Makin susah saja berbisnis di Indonesia. Setelah ketidakstabilan politik yang mengusir calon-calon investor dan buyer dari luar negeri, sekarang pemerintah jadi musuh usahawan. Mantan Menteri Tenaga Kerja, Bomer Pasaribu, mengeluarkan peraturan yang mencekik dunia usaha.*43) Walaupun ia sudah mantan, tapi peraturan yang dibuatnya masih berlaku.

Sebagai bekas pemimpin serikat buruh, memang sudah diduga ke mana dia akan berkiblat. Tapi tidak ada yang mengira kalau ia terang-terangan mengesampingkan kami, para pengusaha. Keputusan yang dikeluarkannya meningkatkan rasio pesangon PHK dan uang penghargaan masa kerja kepada buruh yang berhenti. Padahal, beberapa tahun belakangan ini, upah minimum sudah dinaikkan berkali-kali.

Di kota besar seperti Jakarta, banyak orang desa mengadu nasib dan menjadi buruh. Mereka dijadikan senjata rahasia politikus. Pion-pion dalam catur politik.

Ah...seharusnya seorang politikus memikirkan nasib bangsa ini dengan pikir panjang. Lebih dari pendukungnya, lebih dari dirinya.

Dalam jangka panjang, ini akan membawa petaka bagi sektor industri secara keseluruhan. Upah minimum yang tinggi membuat ongkos produksi meningkat dan perusahaan berbasis ekspor seperti kami kehilangan daya tarik di pasar internasional. Kebijakan baru ini tentunya juga membuat calon investor berpikir dua kali untuk menanam uangnya di sini.
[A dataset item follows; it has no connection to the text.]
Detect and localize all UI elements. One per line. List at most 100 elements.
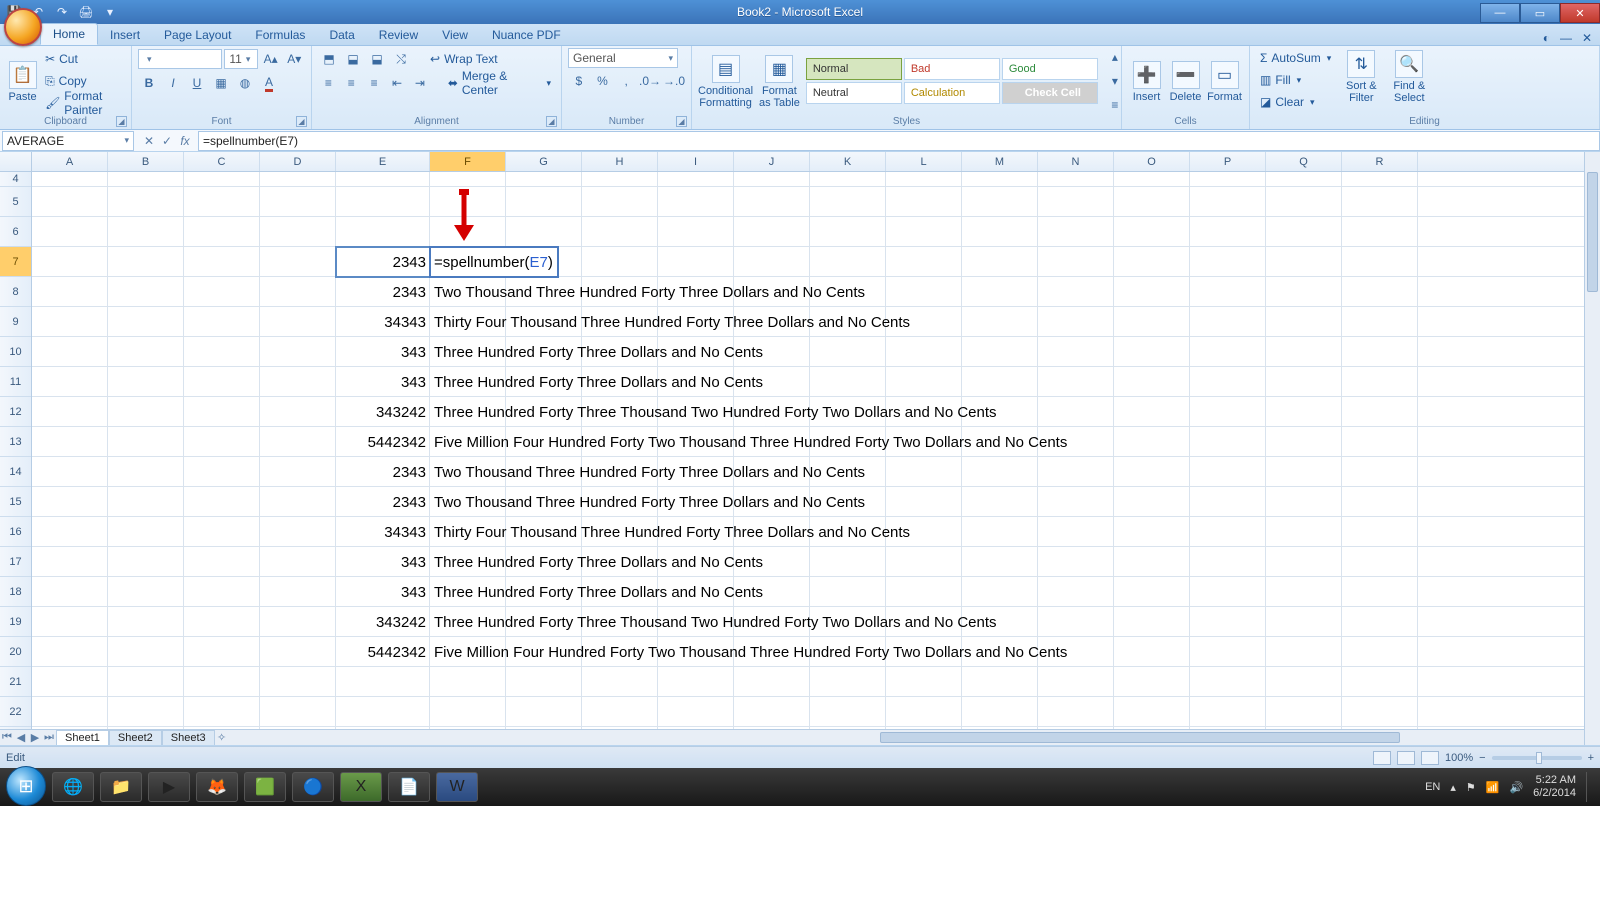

Bukankah tenaga kerja Cina jauh lebih murah ? Vietnam tidak terlalu jauh dari Indonesia. Negara yang relatif baru selesai perang itu haus akan kemakmuran. Thailand, iklim politiknya yang stabil membuatnya dilirik investor-investor besar dari Jepang.

Fu bu guo san dai. Pepatah Cina mengatakan kalau sebuah bisnis biasanya habis pada generasi ketiga. Generasi pertama, susah payah membangun dari nol. Generasi kedua, belajar hidup keras dari orang tuanya. Generasi ketiga, lahir kaya dan hanya tahu cara menghabiskan uang. Sewajarnyalah mereka yang kebagian tugas menggulung tikar. Tapi nyatanya, aku dan Koko harus menyaksikan runtuhnya usaha ini hanya dalam satu generasi.

Pedih rasanya, seakan melihat anak sendiri yang tadinya sehat dan kuat jadi sakit-sakitan.Mau menolong pun tidak bisa.

Aku tidak bisa melihat masa depan di negeri ini. Aku ingin menikmati masa tuaku dengan damai, tanpa diusik kekhawatiran duniawi. Aku mau membaca sastra klasik, belajar bahasa baru, bermain piano, menulis buku. Di saat santai, aku mau menyusuri pantai, menyeruput kopi di beranda sambil membaca buku sampai tertidur.

Tanpa hiruk pikuk kendaraan bermotor, tanpa perlu memagari rumah tinggi-tinggi, tanpa perasaan bersalah setiap kali tidak mengacuhkan pengemis, karena tidak tahu mana yang benar-benar butuh dan mana yang mengirim uang ke desa untuk membangun rumah dan membeli sawah.

Aku ingin tinggal di tempat di mana semua orang sama, bisa bertukar pikiran dengan fair . Di mana setiap individu, tanpa terkecuali, bisa mencapai tujuannya dengan mengikuti peraturan, bukannya harus melanggar peraturan dulu supaya tujuannya tercapai.

Anak-anakku sudah di luar negeri semua. Kalau bisnis sudah tutup, apa gunanya aku tinggal di sini lagi? 

------

Temans, bab kali ini pendek karena saya merasa perlu mengangkat tulisan teman saya di Facebook di screenshot di bawah ini ketika dia hunting foto di Kalijodo skate park. Baru kemarin dia posting. 

Ah...sedih..beginilah potret warga keturunan di Indonesia, kalau dihina-hina ya udah telen aja. Ngadu sama aparat, ya..tanggapannya gitu-gitu aja..percis kan sama cerita saya di bab2 awal, ketika Denise ngadu sama polisi dia hampir dirampok dan cuma dibales, ah, itu cuma lagi sial aja (inspired by true story sama temen saya yg digrepe2 di bus)

Ya begitu deh.. seperti yg selalu ditanamkan orang tua saya..udahlah gak usah cari ribut. Kita itu Cina tau! Mau ribut juga gak bakal menang!! Cari urusan aja!! Udah gak usah macem2!!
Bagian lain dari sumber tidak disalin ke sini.